Allah'ın dinin tek olduğu, Yaratıcının tek Allah olduğu, tek ilahi beyanında LA ILAHE ILLALLAH olduğu, Adem atamızdan başlayıp en son Peygamber, yaratılanların en hayırlısı Muhammed Mustafa (sav) Allah'ın kulları, peygamberleri & Nebileri olduğu, beklene lider & Önder & Rehber ile aşikar olacaktır. Kimileri İlahi lideri takip ederken; “Onları öyle rehberler ettik ki emrimizle halkı doğru yola sevk ederler ve onlara hayırlı işleri, namaz kılmayı, zekat vermeyi vahyettik ve onlar, bize ibadet eden kişilerdi.” (Enbiya-73)Sabrettiklerinde onlardan, bizim emrimizle doğruya ileten önderler kıldık (çıkardık). Onlar ayetlerimize de kesin olarak inanıyorlardı.” (Secde-24).

 

Kimleride (kibir & gurur & büyüklük taslayan) nefislerinin liderini takip edecek; “Ve onları, halkı ateşe çağıran rehberler yaptık ve kıyamet günü de yardım edilmez onlara.(Kasas-41)

 

Intizar & Beklemek, kendini özünü (insanlığını) korumakla başlar, görsellerin kandırmacasına karşın nefsani arzu ve istekleri korumak, şeytan ve dostlarının vehim ve vesveselerine karşı bilinçli&şuurlu olmakla başlar, Dünyanın çekiciliği, mal mülk hırsı ile egosantirik hal ve karekterden uzaklaşmakla başlar. Yoksa Gören göz kör, işiten kulak ise sağır olur. Matriksin sunduğu şeytani lideri ilahi lider olarak görmemiz kaçınılmaz olur.

 

*****************

5-) Onlardan gücünün yettiği kimseleri o kandırıcı sesinle yerinden oynat, baştan çıkar; süvâri ve yaya birliklerini toplayıp üzerlerine yürü; mallarına ve çocuklarına ortak ol ve onlara bol bol vaatlerde bulun.” Gerçek şu ki, şeytanın onlara verdiği sözler aldatmacadan başka bir şey değildir. Isra-64

4-) İblîs dedi ki: Senin mutlak kudretine yemin olsun ki, onların hepsini kesinlikle azdıracağım.” Sad-82; A’raf 16.

3-) Gerçekten de İblîsin insanlar hakkındaki zan ve temennisi doğru çıktı. Çünkü bir kısım mü’minler dışında herkes ona uyup gitti. Sebe-20

2-) Ey insanlar! Şüphesiz Allah’ın vadi gerçektir. Öyleyse sakın dünya hayatı sizi aldatmasın!

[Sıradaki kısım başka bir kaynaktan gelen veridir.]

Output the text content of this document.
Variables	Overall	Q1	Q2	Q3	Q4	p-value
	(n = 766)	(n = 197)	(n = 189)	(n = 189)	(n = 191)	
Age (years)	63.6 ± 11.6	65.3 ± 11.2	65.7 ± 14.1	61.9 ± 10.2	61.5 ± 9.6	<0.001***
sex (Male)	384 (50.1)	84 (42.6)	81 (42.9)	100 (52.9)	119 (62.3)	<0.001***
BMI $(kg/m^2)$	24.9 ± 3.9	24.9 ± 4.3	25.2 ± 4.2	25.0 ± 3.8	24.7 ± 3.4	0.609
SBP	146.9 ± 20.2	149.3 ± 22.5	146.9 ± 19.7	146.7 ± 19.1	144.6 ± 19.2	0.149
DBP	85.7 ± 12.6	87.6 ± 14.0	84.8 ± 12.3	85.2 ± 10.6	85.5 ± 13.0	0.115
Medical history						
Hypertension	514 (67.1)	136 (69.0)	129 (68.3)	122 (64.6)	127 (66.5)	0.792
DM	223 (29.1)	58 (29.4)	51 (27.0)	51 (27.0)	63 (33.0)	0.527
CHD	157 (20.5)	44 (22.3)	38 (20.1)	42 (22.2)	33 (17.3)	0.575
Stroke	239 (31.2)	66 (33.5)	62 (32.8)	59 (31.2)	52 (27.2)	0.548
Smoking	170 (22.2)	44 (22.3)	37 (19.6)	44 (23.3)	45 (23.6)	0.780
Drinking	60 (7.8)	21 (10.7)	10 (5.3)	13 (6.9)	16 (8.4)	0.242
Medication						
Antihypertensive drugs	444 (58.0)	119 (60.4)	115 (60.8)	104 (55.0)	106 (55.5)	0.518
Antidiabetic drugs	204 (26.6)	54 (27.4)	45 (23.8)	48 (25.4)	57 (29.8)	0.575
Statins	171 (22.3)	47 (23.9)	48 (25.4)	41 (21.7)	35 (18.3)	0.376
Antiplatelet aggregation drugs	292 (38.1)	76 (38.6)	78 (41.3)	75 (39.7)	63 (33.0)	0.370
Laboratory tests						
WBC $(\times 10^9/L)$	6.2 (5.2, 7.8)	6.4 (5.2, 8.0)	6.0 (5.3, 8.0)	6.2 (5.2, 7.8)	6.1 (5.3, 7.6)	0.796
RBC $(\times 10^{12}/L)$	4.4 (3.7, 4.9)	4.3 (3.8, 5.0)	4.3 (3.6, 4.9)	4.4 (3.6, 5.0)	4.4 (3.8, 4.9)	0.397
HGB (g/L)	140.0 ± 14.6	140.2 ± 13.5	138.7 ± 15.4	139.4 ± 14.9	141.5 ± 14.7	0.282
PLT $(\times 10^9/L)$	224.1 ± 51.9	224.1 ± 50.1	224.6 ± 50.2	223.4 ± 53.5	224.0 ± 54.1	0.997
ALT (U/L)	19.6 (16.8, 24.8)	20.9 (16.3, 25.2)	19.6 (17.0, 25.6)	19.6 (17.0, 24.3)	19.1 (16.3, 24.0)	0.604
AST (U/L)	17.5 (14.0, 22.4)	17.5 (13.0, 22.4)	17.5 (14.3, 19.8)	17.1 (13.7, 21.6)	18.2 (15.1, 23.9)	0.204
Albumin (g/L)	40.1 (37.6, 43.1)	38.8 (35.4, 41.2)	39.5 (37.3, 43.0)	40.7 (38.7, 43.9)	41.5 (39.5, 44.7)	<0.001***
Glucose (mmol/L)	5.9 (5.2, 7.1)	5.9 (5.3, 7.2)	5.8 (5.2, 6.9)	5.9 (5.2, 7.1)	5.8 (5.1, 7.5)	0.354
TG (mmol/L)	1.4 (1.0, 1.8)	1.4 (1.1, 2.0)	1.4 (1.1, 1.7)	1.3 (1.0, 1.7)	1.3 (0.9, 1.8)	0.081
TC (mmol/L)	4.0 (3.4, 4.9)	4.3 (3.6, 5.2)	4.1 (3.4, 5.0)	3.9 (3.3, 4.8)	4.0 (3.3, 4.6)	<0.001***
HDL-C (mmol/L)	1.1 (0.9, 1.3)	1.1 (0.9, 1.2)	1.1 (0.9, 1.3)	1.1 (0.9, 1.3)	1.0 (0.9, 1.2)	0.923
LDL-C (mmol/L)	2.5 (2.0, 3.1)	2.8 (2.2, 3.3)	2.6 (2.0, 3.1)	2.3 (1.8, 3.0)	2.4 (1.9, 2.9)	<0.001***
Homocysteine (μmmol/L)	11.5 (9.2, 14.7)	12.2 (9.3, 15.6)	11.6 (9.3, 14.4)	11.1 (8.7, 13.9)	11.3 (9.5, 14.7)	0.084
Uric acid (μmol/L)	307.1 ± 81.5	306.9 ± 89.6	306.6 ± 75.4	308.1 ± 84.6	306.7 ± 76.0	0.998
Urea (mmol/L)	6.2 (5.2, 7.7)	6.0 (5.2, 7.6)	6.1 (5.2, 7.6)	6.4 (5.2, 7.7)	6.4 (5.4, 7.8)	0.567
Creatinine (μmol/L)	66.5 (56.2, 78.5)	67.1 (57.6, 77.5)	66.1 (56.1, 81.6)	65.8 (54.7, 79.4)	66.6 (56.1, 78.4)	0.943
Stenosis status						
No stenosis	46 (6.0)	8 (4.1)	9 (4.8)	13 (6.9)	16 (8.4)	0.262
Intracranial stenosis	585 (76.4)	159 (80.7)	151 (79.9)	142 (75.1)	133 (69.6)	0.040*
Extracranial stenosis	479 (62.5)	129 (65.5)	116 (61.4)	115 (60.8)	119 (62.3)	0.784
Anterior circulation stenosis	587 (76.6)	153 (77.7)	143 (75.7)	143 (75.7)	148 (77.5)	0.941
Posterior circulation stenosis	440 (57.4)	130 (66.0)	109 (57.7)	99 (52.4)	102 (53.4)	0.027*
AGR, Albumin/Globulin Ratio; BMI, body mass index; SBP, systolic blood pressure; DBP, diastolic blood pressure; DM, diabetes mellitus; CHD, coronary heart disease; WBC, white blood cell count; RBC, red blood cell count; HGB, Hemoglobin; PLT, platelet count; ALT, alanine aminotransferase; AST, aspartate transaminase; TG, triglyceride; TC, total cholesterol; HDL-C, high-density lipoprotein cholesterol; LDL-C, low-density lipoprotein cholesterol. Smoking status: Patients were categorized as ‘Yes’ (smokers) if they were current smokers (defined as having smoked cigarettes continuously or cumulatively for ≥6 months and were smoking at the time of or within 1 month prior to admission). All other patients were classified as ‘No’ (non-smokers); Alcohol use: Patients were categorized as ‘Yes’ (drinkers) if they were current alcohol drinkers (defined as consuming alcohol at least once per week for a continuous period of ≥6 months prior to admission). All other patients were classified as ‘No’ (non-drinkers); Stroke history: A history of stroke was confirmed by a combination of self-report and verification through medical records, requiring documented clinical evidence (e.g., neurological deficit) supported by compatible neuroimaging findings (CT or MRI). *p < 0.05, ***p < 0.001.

O çok hilekâr şeytan da, sizi Allahin adını kullanarak sizi kandırmasın!  Fatir-5

1-) Doğru yol kendilerine iyice belli olduktan sonra gerisin geri dönenler yok mu, şeytan onları fitlemiş ve onları uzun emellerin peşine düşürmüştür. Muahmmed-25

 

Mustafa Kemal TASPINAR

16.02.2025

YORUMLAR

EBU HUSEYIN 2 gün önce
Bu yazınız bana bir filmi hatırlatı "The Truman Show". insanlık tam anlamıyla sistemin Kurgulanmış olduğu, insanlığından uzak, ona sunulan hayallerinin kölesi olmuş bir hayata yaşıyor. yerinde doğru bir tesbit.